Охота на свиней | страница 20



Жизнь в ней мнилась слабой. Но она все жила и жила, как бы лишь по привычке — корни были глубоки и цепки. Товит ездил навещать ее. Иногда бывало получше, и она садилась в постели — только была какая-то другая, недостижимая, взгляд не потуплялся, как раньше, нет, он мог сколько угодно смотреть ей в глаза, но видеть там было нечего: лишь что-то холодное, спокойное, замкнутое — не отчаяние, а что-то далеко за его пределами, где всё прекращается. Глазами она давно уже была мертва. Но руки искали его, даже тянулись украдкой к его телу, когда она думала, что другие пациенты на них не смотрят, — тонкие, жаркие, не знающие покоя, руки обреченной на смерть скользили по нему, отчаяние жило в них безумной, трепетной, как птица, дрожью… Он навещал ее. Но случалось это не слишком часто.

Ему трудно было собраться. Не навестить. Именно собраться. Что-то давило, все сильнее и сильнее. Будто тяжесть душ изливалась в иной мир, под нечеловеческим давлением. Тот, что уже не был ею и утратил имя, дрожащий человеческий обломок в белой постели — вот кто обрел вес, причем куда больший, нежели, бывало, она сама. А напор увеличивался. Скверно, как никогда. Он и сам будто не существовал. Душу сгибало. Жизнь скрючивалась, сжималась. Какая тяжесть. Давит как смерть. Уж не суждено ли ему умереть вместе с нею?

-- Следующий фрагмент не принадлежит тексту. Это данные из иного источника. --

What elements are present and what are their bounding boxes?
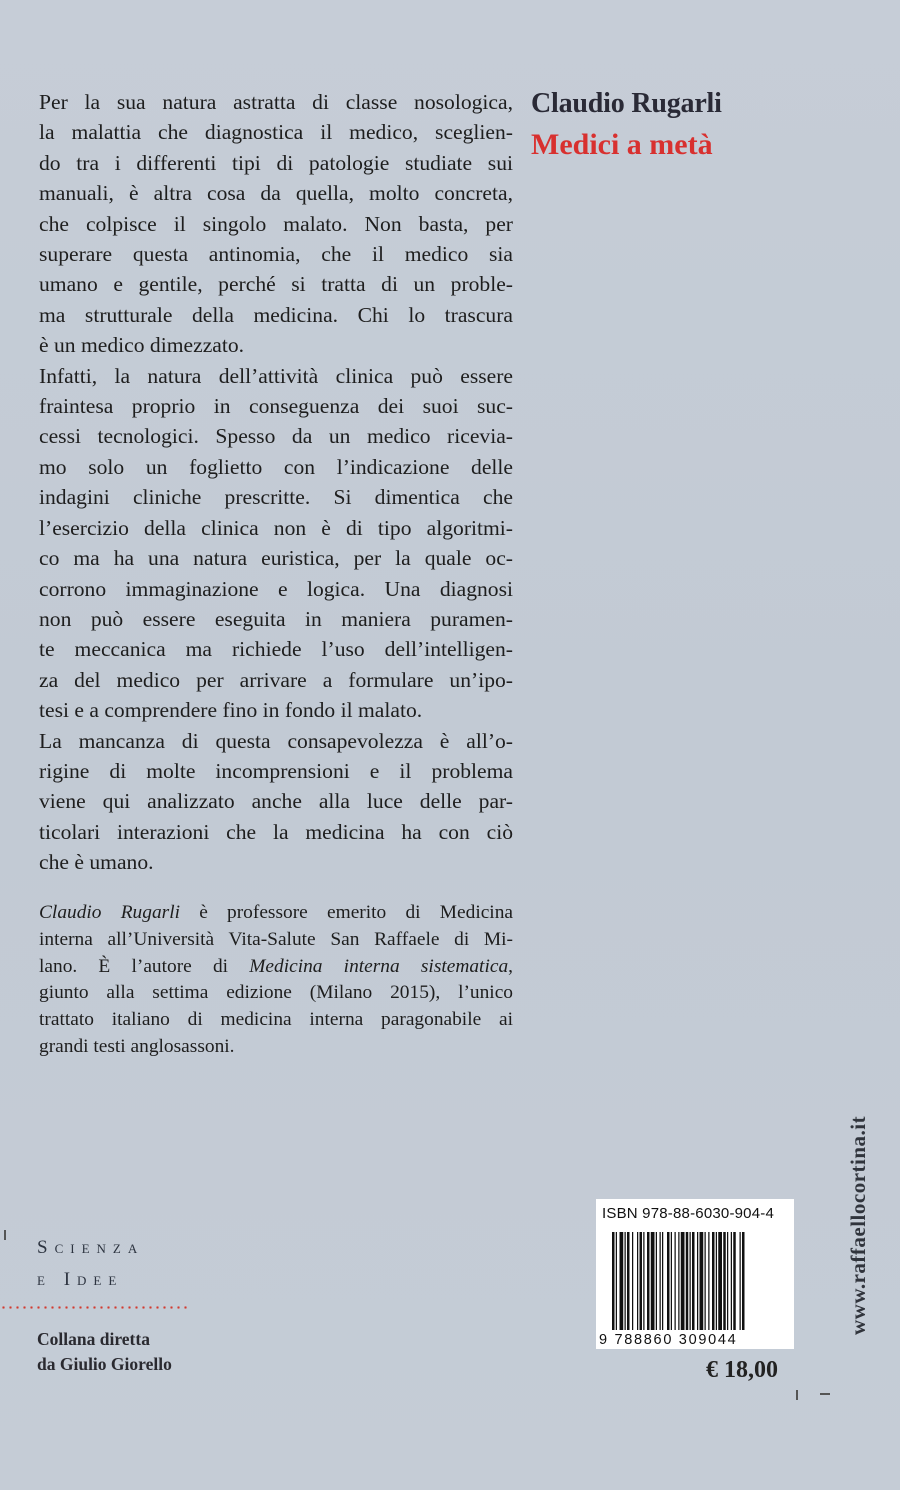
barcode-bar [678, 1232, 679, 1330]
blurb-paragraph-3 [39, 726, 513, 878]
barcode-bar [705, 1232, 706, 1330]
barcode-bar [690, 1232, 691, 1330]
blurb-line: te meccanica ma richiede l’uso dell’intelligen- [39, 637, 513, 662]
barcode-bar [637, 1232, 638, 1330]
bio-line: interna all’Università Vita-Salute San Raffaele di Mi- [39, 928, 513, 950]
dotted-divider [0, 1306, 190, 1309]
barcode-bar [671, 1232, 672, 1330]
price: € 18,00 [706, 1357, 778, 1383]
barcode-bar [647, 1232, 650, 1330]
barcode-bar [740, 1232, 741, 1330]
barcode-bar [712, 1232, 715, 1330]
blurb-line: Per la sua natura astratta di classe nosologica, [39, 90, 513, 114]
barcode-bar [700, 1232, 704, 1330]
barcode-bar [692, 1232, 695, 1330]
barcode-bar [681, 1232, 685, 1330]
blurb-line: cessi tecnologici. Spesso da un medico ricevia- [39, 424, 513, 449]
series-editor: Collana diretta da Giulio Giorello [37, 1329, 172, 1374]
bio-line: trattato italiano di medicina interna paragonabile ai [39, 1009, 513, 1031]
barcode-bar [697, 1232, 698, 1330]
barcode-bar [718, 1232, 722, 1330]
series-line-1: Scienza [37, 1237, 145, 1258]
blurb-line: fraintesa proprio in conseguenza dei suoi suc- [39, 394, 513, 419]
bio-line: Claudio Rugarli è professore emerito di Medicina [39, 902, 513, 923]
bio-line: lano. È l’autore di Medicina interna sistematica, [39, 955, 513, 977]
blurb-paragraph-2 [39, 361, 513, 726]
barcode-bar [625, 1232, 626, 1330]
blurb-line: co ma ha una natura euristica, per la quale oc- [39, 546, 513, 571]
series-line-2: e Idee [37, 1269, 124, 1290]
blurb-line: viene qui analizzato anche alla luce delle par- [39, 789, 513, 814]
ean-digits: 9 788860 309044 [599, 1332, 738, 1348]
blurb-line: ma strutturale della medicina. Chi lo trascura [39, 302, 513, 327]
blurb-line: indagini cliniche prescritte. Si dimentica che [39, 485, 513, 510]
blurb-paragraph-1 [39, 87, 513, 361]
blurb-line: do tra i differenti tipi di patologie studiate sui [39, 150, 513, 175]
barcode-bar [662, 1232, 663, 1330]
barcode-bar [612, 1232, 615, 1330]
bio-line: grandi testi anglosassoni. [39, 1035, 235, 1057]
blurb-line: l’esercizio della clinica non è di tipo algoritmi- [39, 515, 513, 540]
speck [796, 1390, 798, 1400]
barcode-bar [742, 1232, 745, 1330]
barcode-bar [733, 1232, 736, 1330]
blurb-line: che colpisce il singolo malato. Non basta, per [39, 211, 513, 236]
barcode-bar [656, 1232, 657, 1330]
speck [820, 1393, 830, 1395]
barcode-bar [731, 1232, 732, 1330]
blurb-line: za del medico per arrivare a formulare un’ipo- [39, 667, 513, 692]
speck [4, 1230, 6, 1240]
blurb-line: è un medico dimezzato. [39, 333, 245, 358]
bio-book-title: Medicina interna sistematica [249, 955, 509, 977]
barcode-icon [612, 1232, 790, 1330]
barcode-bar [660, 1232, 661, 1330]
blurb-line: La mancanza di questa consapevolezza è all’o- [39, 728, 513, 753]
blurb-line: superare questa antinomia, che il medico sia [39, 242, 513, 267]
blurb-line: corrono immaginazione e logica. Una diagnosi [39, 576, 513, 601]
barcode-bar [708, 1232, 709, 1330]
barcode-bar [723, 1232, 726, 1330]
bio-line: giunto alla settima edizione (Milano 2015), l’unico [39, 982, 513, 1004]
barcode-bar [667, 1232, 670, 1330]
barcode-bar [727, 1232, 728, 1330]
author-bio [39, 900, 513, 1061]
barcode-bar [675, 1232, 676, 1330]
blurb-line: rigine di molte incomprensioni e il problema [39, 758, 513, 783]
blurb-line: manuali, è altra cosa da quella, molto concreta, [39, 181, 513, 206]
blurb-line: tesi e a comprendere fino in fondo il malato. [39, 698, 423, 723]
series-name [37, 1232, 197, 1296]
blurb-line: non può essere eseguita in maniera puramen- [39, 606, 513, 631]
barcode-bar [640, 1232, 643, 1330]
blurb-line: la malattia che diagnostica il medico, sceglien- [39, 120, 513, 145]
blurb-text [39, 87, 513, 878]
bio-author-name: Claudio Rugarli [39, 902, 180, 923]
publisher-website: www.raffaellocortina.it [846, 1115, 870, 1335]
book-author: Claudio Rugarli [531, 88, 722, 119]
barcode-bar [632, 1232, 633, 1330]
barcode-bar [643, 1232, 644, 1330]
blurb-line: che è umano. [39, 850, 154, 875]
isbn-text: ISBN 978-88-6030-904-4 [602, 1205, 775, 1222]
barcode-bar [620, 1232, 624, 1330]
barcode-bar [627, 1232, 630, 1330]
blurb-line: ticolari interazioni che la medicina ha con ciò [39, 819, 513, 844]
book-title: Medici a metà [531, 128, 713, 161]
blurb-line: mo solo un foglietto con l’indicazione delle [39, 454, 513, 479]
barcode-bar [651, 1232, 655, 1330]
blurb-line: Infatti, la natura dell’attività clinica può essere [39, 363, 513, 388]
barcode-bar [616, 1232, 617, 1330]
barcode-bar [716, 1232, 717, 1330]
barcode-bar [686, 1232, 689, 1330]
blurb-line: umano e gentile, perché si tratta di un proble- [39, 272, 513, 297]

Весной 1913 года она все еще была жива. Продолжала жить, как бы по инерции, казалось, и конца этому не предвидится. Что-то жило, занимая койку и плевательницу в Брубю, — будто в море, среди сжимающих, буйных, злобно-шипящих волн удушья и провалов похожей на смерть, угасающей, сплошь в холодной испарине, свинцово-серой слабости. Он стоял, смотрел и думал: ей не стоило жить.

Зачем она вообще жила?

Резкий сладковатый запах умирающей плоти — пронизывающий, он словно кислотою выжигал: Вина.

Девочка, хрупкая и чумазая, ползала на полу, бледненькая и тоже с темными, синеватыми кругами под глазами, он замечал, как те, кто ее видел, спрашивали себя, когда же это перекинется на нее, ведь, трезво рассуждая, вряд ли это ее минует, трезво рассуждая, она обречена. Скоро год малышке, беленькая как снег, болезненно-бледная, поесть не заставишь — может, оттого, что бабушка кормила ее грубо и беспощадно, ложку совала в рот так, будто ее раздирали сразу ненависть и любовь или желание не то накормить, не то замучить. Да так оно наверняка и было, она относилась к малышке крайне противоречиво — могла бы и полюбить ее и в глубине души любила, но каким-то жестоким, безмолвно-убийственным способом; присутствие в ребенке матери (девочка была похожа на мать, хотя светловолоса) было для нее чересчур, неприязнь вздымалась волной. Ну и страх перед хворью тоже. Товит ходил, смотрел на девчушку, слышал ее кашель — как все младенцы, осенью она тотчас же простудилась. Ходил и прислушивался к детскому кашлю, к детскому шмыганью носом: не таится ли в них та самая весть. Отец ослаб, все у него болело — Товит работал за двоих, нет, за троих, так как мать теперь целиком посвятила себя девочке Турагрете, и подобно тому, как чувства ее разрывались между неприязнью и укорами совести, которые рождались из этой неприязни, так все силы у нее уходили на попытки примирения и нескончаемые новые приступы жестокой злобы, бессмысленной, необъяснимой, ведь мишенью ее был крохотный, беспомощный ребенок (порой он представлялся старухе злым духом, писклявым, белым, злобным, грязным зверенышем). Товит начал тогда подумывать о том, что очень уж много разговоров идет о хороших заработках в Северной Германии — на сельхозработах, и вообще, отчего не попробовать? Все ж таки, пожалуй, не грех попытаться заработать на хлеб таким путем и посылать домой деньги; вот так он и решил сбежать от всего этого, потому что было ему невмоготу. Напоследок он съездил в Брубю. Да только никого на койке не увидел; ее как раз поместили в изолятор; разве такое выдержишь? Он пошел к доктору, и тот сказал, что теперь вряд ли долго осталось. Целая гора диковинных объяснений — а она лежит, иссохшая, ровно скелет, голый костный остов, как скалы и камни, осколок.